This summer’s heatwave in Europe has not affected the activity of the competition and antitrust authorities at the European Commission.
The tech sector continues to be a focus for the Commission’s scrutiny as Google is fined a record €4.34 billion for using its mobile operating system Android to favour its mobile products at the expense of other competitors.
Furthermore, in four other separate decisions, consumer electronics manufacturers Asus, Denon & Marantz, Philips and Pioneer were issued fines totalling €111 million for imposing fixed or minimum resale prices on their online retailers.
The Google Decision
In its decision on 18 July 2018, the Commission concluded that the tech giant's Android business model follows a similar form to the strategy pursued by Microsoft in the late 1990s. That is to say, tying together pieces of software in order to cement its dominance in the mobile search engine market. The decision concerns three particular types of restrictions that Google imposed on mobile phone manufacturers and network operators in order to ensure that traffic goes to Google search.

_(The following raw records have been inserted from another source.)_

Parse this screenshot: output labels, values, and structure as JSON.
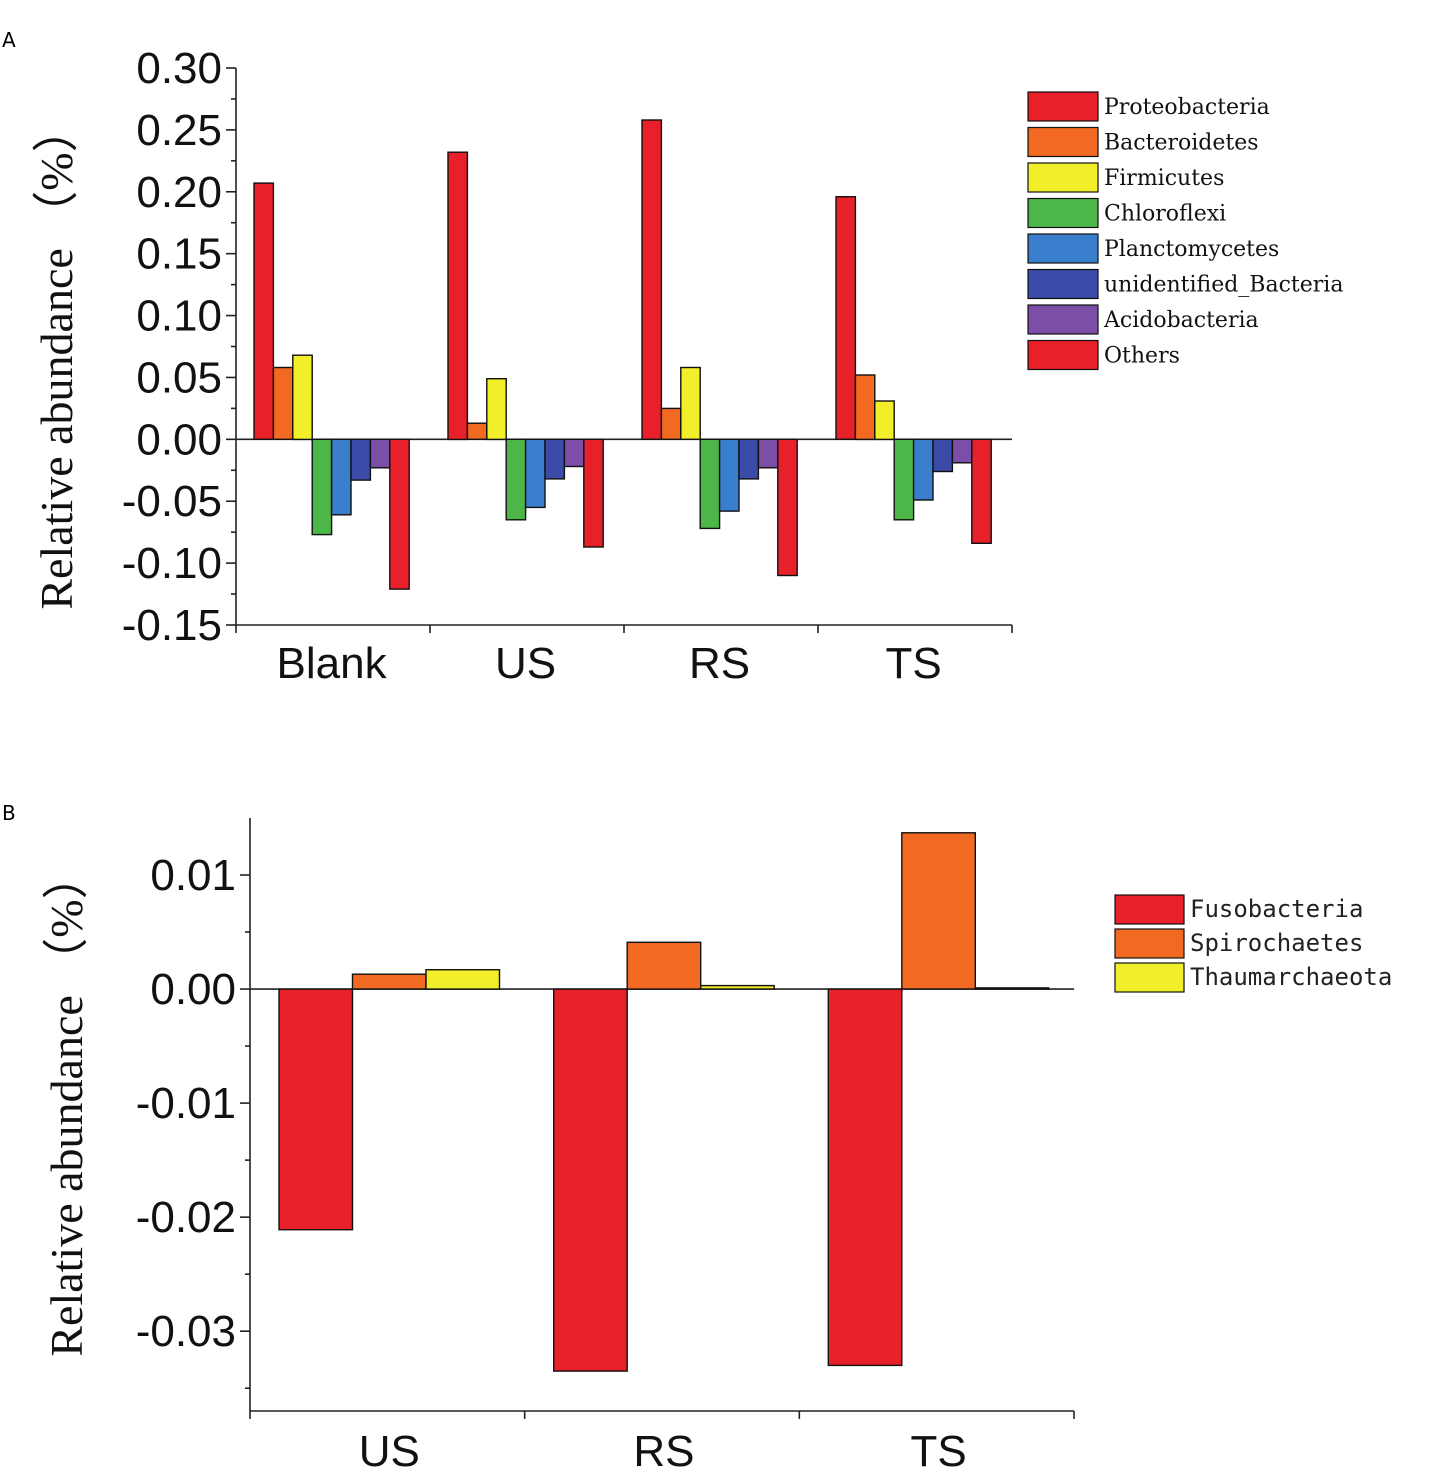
{
  "panels": {
    "a": {
      "label": "A"
    },
    "b": {
      "label": "B"
    }
  },
  "chart_data": [
    {
      "type": "bar",
      "panel": "A",
      "title": "",
      "xlabel": "",
      "ylabel": "Relative abundance (%)",
      "ylabel_parts": {
        "text": "Relative abundance",
        "unit": "（%）"
      },
      "ylim": [
        -0.15,
        0.3
      ],
      "yticks": [
        "0.30",
        "0.25",
        "0.20",
        "0.15",
        "0.10",
        "0.05",
        "0.00",
        "-0.05",
        "-0.10",
        "-0.15"
      ],
      "categories": [
        "Blank",
        "US",
        "RS",
        "TS"
      ],
      "legend_position": "right",
      "series": [
        {
          "name": "Proteobacteria",
          "color": "#e8202a",
          "values": [
            0.207,
            0.232,
            0.258,
            0.196
          ]
        },
        {
          "name": "Bacteroidetes",
          "color": "#f26a22",
          "values": [
            0.058,
            0.013,
            0.025,
            0.052
          ]
        },
        {
          "name": "Firmicutes",
          "color": "#f3ee2a",
          "values": [
            0.068,
            0.049,
            0.058,
            0.031
          ]
        },
        {
          "name": "Chloroflexi",
          "color": "#4cb648",
          "values": [
            -0.077,
            -0.065,
            -0.072,
            -0.065
          ]
        },
        {
          "name": "Planctomycetes",
          "color": "#3a7fce",
          "values": [
            -0.061,
            -0.055,
            -0.058,
            -0.049
          ]
        },
        {
          "name": "unidentified_Bacteria",
          "color": "#3c4aa8",
          "values": [
            -0.033,
            -0.032,
            -0.032,
            -0.026
          ]
        },
        {
          "name": "Acidobacteria",
          "color": "#7b4fa8",
          "values": [
            -0.023,
            -0.022,
            -0.023,
            -0.019
          ]
        },
        {
          "name": "Others",
          "color": "#e8202a",
          "values": [
            -0.121,
            -0.087,
            -0.11,
            -0.084
          ]
        }
      ]
    },
    {
      "type": "bar",
      "panel": "B",
      "title": "",
      "xlabel": "",
      "ylabel": "Relative abundance (%)",
      "ylabel_parts": {
        "text": "Relative abundance",
        "unit": "（%）"
      },
      "ylim": [
        -0.037,
        0.015
      ],
      "yticks": [
        "0.01",
        "0.00",
        "-0.01",
        "-0.02",
        "-0.03"
      ],
      "categories": [
        "US",
        "RS",
        "TS"
      ],
      "legend_position": "right",
      "series": [
        {
          "name": "Fusobacteria",
          "color": "#e8202a",
          "values": [
            -0.0211,
            -0.0335,
            -0.033
          ]
        },
        {
          "name": "Spirochaetes",
          "color": "#f26a22",
          "values": [
            0.0013,
            0.0041,
            0.0137
          ]
        },
        {
          "name": "Thaumarchaeota",
          "color": "#f3ee2a",
          "values": [
            0.0017,
            0.0003,
            0.0001
          ]
        }
      ]
    }
  ]
}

- Google required manufacturers to pre-install the Google Search app and browser app (Chrome) on devices running the Android mobile operating system. This applied as a condition for manufacturers if they wished to sell devices with the Google app store (the Play Store).
- Google made payments to certain large manufacturers and mobile network operators to ensure that they exclusively pre-installed the Google search app across their entire Android portfolio. This effectively denied rival search engines the opportunity to compete on a level playing field, as they could not offer manufacturers the same financial incentives without accruing significant losses to their businesses.
- Google obstructed the development of competing mobile operating systems by preventing manufacturers from using any alternative “forked” versions of Android that were not pre-approved by Google. Should manufactures have wished to use rival operating systems, such as Amazon's FireOS or Microsoft’s Windows Mobile, on even one of its products, they would have lost the ability to use Google Play Store on all of their other devices. The infringement dates back to 2011 and Commission deemed that it resulted in Android being effectively "locked down in the Google-controlled ecosystem."
The Commission’s head of competition policy, Margrethe Vestager, issued this statement:
Today mobile internet makes up more than half of global traffic. It has changed the lives of millions of Europeans. Our case is about three types of restrictions that Google has imposed on Android device manufacturers and network operators to ensure that traffic on Android devices goes to the Google search engine. In this way, Google has used Android as a vehicle to cement the dominance of its search engine. These practices have denied rivals the chance to innovate and compete on the merits. They have denied European consumers the benefits of effective competition in the important mobile sphere. This is illegal under EU anti-trust rules.
The decision comes a year after the so-called “shopping case” where the Commission fined Google €2.4 billion for abusing its dominant position as a search engine by giving an advantage to its own shopping comparison websites.
In addition to the latest fine, Google now has ninety days to bring its conduct to an end or face penalty payments up to 5% of the average daily worldwide turnover of Alphabet, Google’s parent company. A spokesperson for Google has said that “Android has created more choices for everyone not less. A vibrant ecosystem, rapid innovation, and lower prices are classic hallmarks of robust competition.” Google will appeal the decision.
Fines for Asus, Denon & Marantz, Philips and Pioneer
A week following the Google fine, the Commission fined four consumer electronics manufactures for fixing online resale prices. Asus, Denon & Marantz, Philips and Pioneer were fined over €111 million for engaging in a so-called “fixed or minimum resale price maintenance (RPM)" practices by restricting the ability of their online retailers to set their own retail prices for widely used consumer electronics products such as kitchen appliances, notebooks and hi-fi products. If retailers did not follow the prices set out by the firms in question, they faced threats or sanctions such as blocking off the supplies.
The fines were reduced in all four cases because they cooperated with the Commission.